There hasn’t actually been any "QE". You’ve simply had the promise of QE2 and some attempts within the market to front run the actual implementation of the policy. In reality, QE per se has nothing to do with the dollar move, which has two components.
One is traders and money managers and trend followers piling on thinking QE is money printing that weakens the dollar (in fact, no new net financial assets have been created). Second, the other is a flight back to euros after it got over sold during the crisis when there was a real risk it could completely vanish and was rescued by direct ECB check writing, along with highly deflationary terms and conditions imposed by the ECB on euro member nations. The euro turned north on the ECB intervention and not on US QE. It’s been going on for months, ever since the ECB began buying the debt in the secondary markets.
Additionally, on the yen, when the Chinese announced several months ago that they began to buy yen it seemed possible that purchases by it and perhaps other Asian central banks fleeing an imperilled euro and possible Fed debasement of the dollar explained this year’s strength in the yen. Japan’s second quarter flow of funds accounts suggests that the country’s savers and investors repatriated funds and used them to reduce their domestic liabilities in that quarter.
But that is unlikely to have ben the case in the third quarter. Reports regarding monthly capital flows, as well specific flows like those of Japanese retail margin accounts that may be classified as short term, show a significant recent increase in Japanese fund outflows as the yen rose to levels that ignited threats of government currency intervention. I think more recently, this has been totally a function of tape following trend speculators, and NOTHING to do with QE (which in any case has not even been initiated by the Fed).

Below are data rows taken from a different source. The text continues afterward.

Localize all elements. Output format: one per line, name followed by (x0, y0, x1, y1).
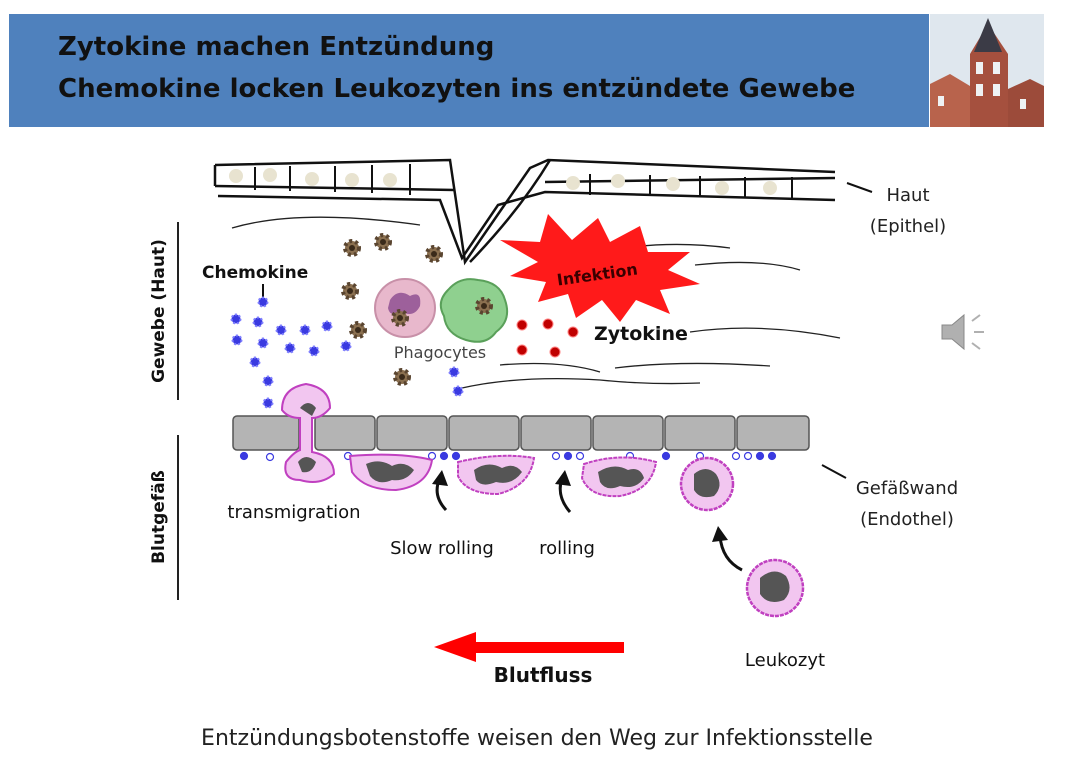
tethering-leukocyte (679, 456, 735, 512)
tower-building-photo (930, 14, 1044, 127)
label-slow-rolling: Slow rolling (390, 538, 494, 559)
label-leukozyt: Leukozyt (745, 650, 825, 671)
label-endothel: (Endothel) (860, 509, 954, 530)
blutfluss-arrow (434, 632, 624, 662)
gefaesswand-pointer (821, 464, 847, 479)
slow-rolling-leukocyte (457, 454, 536, 496)
adherent-leukocyte (348, 453, 434, 492)
label-zytokine: Zytokine (594, 323, 688, 345)
rolling-leukocyte (580, 456, 658, 498)
label-epithel: (Epithel) (870, 216, 946, 237)
transmigrating-leukocyte (280, 382, 336, 483)
label-gefaesswand: Gefäßwand (856, 478, 958, 499)
title-banner (9, 14, 929, 127)
bacteria (341, 233, 443, 386)
zytokine-dots (516, 318, 579, 358)
epithelium-nuclei (229, 168, 777, 195)
label-gewebe-axis: Gewebe (Haut) (149, 239, 169, 383)
adhesion-molecules (239, 451, 777, 462)
label-blutgefaess-axis: Blutgefäß (149, 470, 169, 564)
phagocyte-macrophage (439, 278, 509, 343)
tissue-fibers (231, 216, 841, 389)
label-transmigration: transmigration (227, 502, 360, 523)
speaker-icon[interactable] (936, 307, 996, 357)
epithelium-skin (213, 158, 836, 266)
label-rolling: rolling (539, 538, 595, 559)
chemokine-dots (230, 296, 464, 409)
infection-star (500, 214, 700, 322)
arrow-heads (432, 470, 728, 542)
phagocyte-neutrophil (374, 278, 436, 338)
slide-title-line-2: Chemokine locken Leukozyten ins entzünde… (58, 74, 856, 104)
slide-title-line-1: Zytokine machen Entzündung (58, 32, 495, 62)
label-chemokine: Chemokine (202, 263, 308, 283)
endothelium (232, 415, 810, 451)
label-haut: Haut (886, 185, 929, 206)
slide-caption: Entzündungsbotenstoffe weisen den Weg zu… (201, 726, 873, 751)
haut-pointer (846, 182, 873, 193)
label-phagocytes: Phagocytes (394, 343, 486, 362)
label-blutfluss: Blutfluss (494, 663, 593, 687)
free-leukocyte (745, 558, 805, 618)
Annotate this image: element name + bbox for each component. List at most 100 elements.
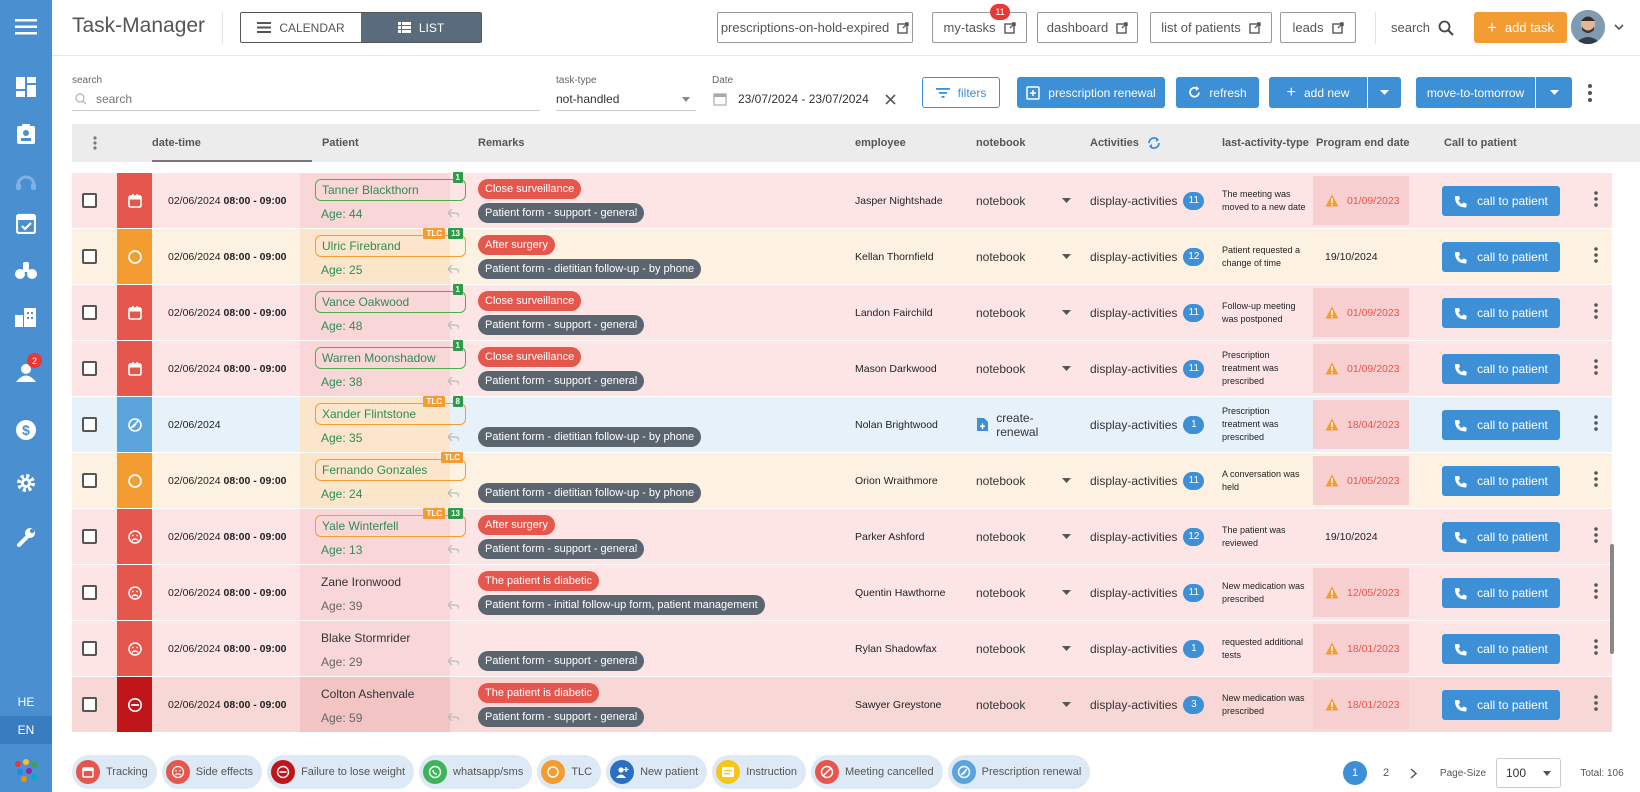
clipboard-user-icon[interactable] bbox=[0, 117, 52, 151]
column-options-icon[interactable] bbox=[93, 136, 97, 150]
legend-item[interactable]: whatsapp/sms bbox=[419, 755, 533, 789]
create-renewal-button[interactable]: create-renewal bbox=[976, 397, 1071, 452]
notebook-select[interactable]: notebook bbox=[976, 341, 1071, 396]
row-menu-icon[interactable] bbox=[1594, 359, 1598, 375]
display-activities-link[interactable]: display-activities 11 bbox=[1090, 453, 1205, 508]
col-notebook[interactable]: notebook bbox=[976, 137, 1026, 149]
notebook-select[interactable]: notebook bbox=[976, 453, 1071, 508]
row-menu-icon[interactable] bbox=[1594, 583, 1598, 599]
table-row[interactable]: 02/06/2024 08:00 - 09:00 Blake Stormrider… bbox=[72, 621, 1612, 677]
list-of-patients-link[interactable]: list of patients bbox=[1150, 12, 1272, 43]
reply-icon[interactable] bbox=[448, 209, 459, 218]
reply-icon[interactable] bbox=[448, 265, 459, 274]
legend-item[interactable]: TLC bbox=[537, 755, 602, 789]
page-size-select[interactable]: 100 bbox=[1496, 758, 1561, 788]
call-to-patient-button[interactable]: call to patient bbox=[1442, 242, 1560, 272]
row-checkbox[interactable] bbox=[82, 697, 97, 712]
refresh-button[interactable]: refresh bbox=[1176, 77, 1259, 108]
patient-name[interactable]: Fernando Gonzales TLC bbox=[315, 452, 466, 481]
row-checkbox[interactable] bbox=[82, 361, 97, 376]
call-to-patient-button[interactable]: call to patient bbox=[1442, 410, 1560, 440]
move-to-tomorrow-button[interactable]: move-to-tomorrow bbox=[1416, 77, 1535, 108]
gear-icon[interactable] bbox=[0, 466, 52, 500]
clear-date-icon[interactable] bbox=[885, 94, 896, 105]
list-view-button[interactable]: LIST bbox=[361, 13, 481, 42]
patient-name[interactable]: Xander Flintstone TLC 8 bbox=[315, 396, 466, 425]
wrench-icon[interactable] bbox=[0, 520, 52, 554]
calendar-view-button[interactable]: CALENDAR bbox=[241, 13, 361, 42]
patient-name[interactable]: Warren Moonshadow 1 bbox=[315, 340, 466, 369]
headset-icon[interactable] bbox=[0, 164, 52, 198]
notebook-select[interactable]: notebook bbox=[976, 677, 1071, 732]
date-range-input[interactable]: 23/07/2024 - 23/07/2024 bbox=[738, 92, 869, 106]
table-row[interactable]: 02/06/2024 Xander Flintstone TLC 8 Age: 35 P… bbox=[72, 396, 1612, 453]
call-to-patient-button[interactable]: call to patient bbox=[1442, 354, 1560, 384]
global-search-button[interactable]: search bbox=[1391, 12, 1454, 43]
notebook-select[interactable]: notebook bbox=[976, 173, 1071, 228]
row-menu-icon[interactable] bbox=[1594, 471, 1598, 487]
row-menu-icon[interactable] bbox=[1594, 695, 1598, 711]
dollar-icon[interactable]: $ bbox=[0, 413, 52, 447]
reply-icon[interactable] bbox=[448, 545, 459, 554]
table-row[interactable]: 02/06/2024 08:00 - 09:00 Yale Winterfell T… bbox=[72, 508, 1612, 565]
patient-name[interactable]: Colton Ashenvale bbox=[315, 683, 466, 705]
patient-name[interactable]: Zane Ironwood bbox=[315, 571, 466, 593]
col-activities[interactable]: Activities bbox=[1090, 124, 1161, 162]
display-activities-link[interactable]: display-activities 1 bbox=[1090, 397, 1205, 452]
table-row[interactable]: 02/06/2024 08:00 - 09:00 Tanner Blackthor… bbox=[72, 172, 1612, 229]
users-icon[interactable]: 2 bbox=[0, 353, 52, 389]
more-options-icon[interactable] bbox=[1588, 84, 1592, 102]
legend-item[interactable]: Meeting cancelled bbox=[810, 755, 943, 789]
table-row[interactable]: 02/06/2024 08:00 - 09:00 Ulric Firebrand T… bbox=[72, 228, 1612, 285]
notebook-select[interactable]: notebook bbox=[976, 565, 1071, 620]
row-menu-icon[interactable] bbox=[1594, 191, 1598, 207]
display-activities-link[interactable]: display-activities 12 bbox=[1090, 229, 1205, 284]
call-to-patient-button[interactable]: call to patient bbox=[1442, 466, 1560, 496]
legend-item[interactable]: New patient bbox=[606, 755, 708, 789]
row-checkbox[interactable] bbox=[82, 249, 97, 264]
notebook-select[interactable]: notebook bbox=[976, 621, 1071, 676]
building-icon[interactable] bbox=[0, 300, 52, 334]
prescription-renewal-button[interactable]: prescription renewal bbox=[1017, 77, 1165, 108]
table-row[interactable]: 02/06/2024 08:00 - 09:00 Vance Oakwood 1 Ag… bbox=[72, 284, 1612, 341]
table-row[interactable]: 02/06/2024 08:00 - 09:00 Fernando Gonzale… bbox=[72, 452, 1612, 509]
legend-item[interactable]: Tracking bbox=[72, 755, 157, 789]
search-input[interactable] bbox=[96, 89, 516, 109]
display-activities-link[interactable]: display-activities 3 bbox=[1090, 677, 1205, 732]
sync-icon[interactable] bbox=[1147, 136, 1161, 150]
patient-name[interactable]: Ulric Firebrand TLC 13 bbox=[315, 228, 466, 257]
row-menu-icon[interactable] bbox=[1594, 415, 1598, 431]
row-checkbox[interactable] bbox=[82, 417, 97, 432]
patient-name[interactable]: Tanner Blackthorn 1 bbox=[315, 172, 466, 201]
lang-he[interactable]: HE bbox=[17, 695, 35, 709]
patient-name[interactable]: Yale Winterfell TLC 13 bbox=[315, 508, 466, 537]
reply-icon[interactable] bbox=[448, 601, 459, 610]
row-menu-icon[interactable] bbox=[1594, 639, 1598, 655]
row-checkbox[interactable] bbox=[82, 473, 97, 488]
add-new-button[interactable]: + add new bbox=[1269, 77, 1367, 108]
row-menu-icon[interactable] bbox=[1594, 247, 1598, 263]
add-task-button[interactable]: + add task bbox=[1474, 12, 1567, 43]
call-to-patient-button[interactable]: call to patient bbox=[1442, 578, 1560, 608]
row-checkbox[interactable] bbox=[82, 529, 97, 544]
legend-item[interactable]: Side effects bbox=[161, 755, 263, 789]
call-to-patient-button[interactable]: call to patient bbox=[1442, 298, 1560, 328]
filters-button[interactable]: filters bbox=[922, 77, 1000, 108]
my-tasks-link[interactable]: my-tasks 11 bbox=[932, 4, 1027, 43]
dashboard-icon[interactable] bbox=[0, 70, 52, 104]
calendar-check-icon[interactable] bbox=[0, 206, 52, 240]
col-patient[interactable]: Patient bbox=[322, 137, 359, 149]
patient-name[interactable]: Vance Oakwood 1 bbox=[315, 284, 466, 313]
patient-name[interactable]: Blake Stormrider bbox=[315, 627, 466, 649]
col-remarks[interactable]: Remarks bbox=[478, 137, 525, 149]
notebook-select[interactable]: notebook bbox=[976, 509, 1071, 564]
move-to-tomorrow-dropdown[interactable] bbox=[1536, 77, 1572, 108]
col-datetime[interactable]: date-time bbox=[152, 137, 201, 149]
call-to-patient-button[interactable]: call to patient bbox=[1442, 634, 1560, 664]
col-employee[interactable]: employee bbox=[855, 137, 906, 149]
lang-en[interactable]: EN bbox=[0, 716, 52, 744]
legend-item[interactable]: Instruction bbox=[712, 755, 806, 789]
col-program-end[interactable]: Program end date bbox=[1316, 137, 1410, 149]
reply-icon[interactable] bbox=[448, 377, 459, 386]
reply-icon[interactable] bbox=[448, 713, 459, 722]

You have probably seen the latest US trade data, which saw a huge increase in imports from (you guessed it)…China. Not a surprise to any of us who have been looking at the west coast port data.
The Asians are understandably reacting to stronger currencies and potentially destabilising capital flows as a consequence of what happened to them in 1997 (China also played a key role here, but that is less discussed – see my paper with Chris Dialynas ). But they are fighting yesterday’s battle. The Asian mercantilists are going to get killed most of all, not the US.
The US dollar decline is not because of QE but is symptomatic of China’s investment bubble. That’s the real problem here, not the greenback per se.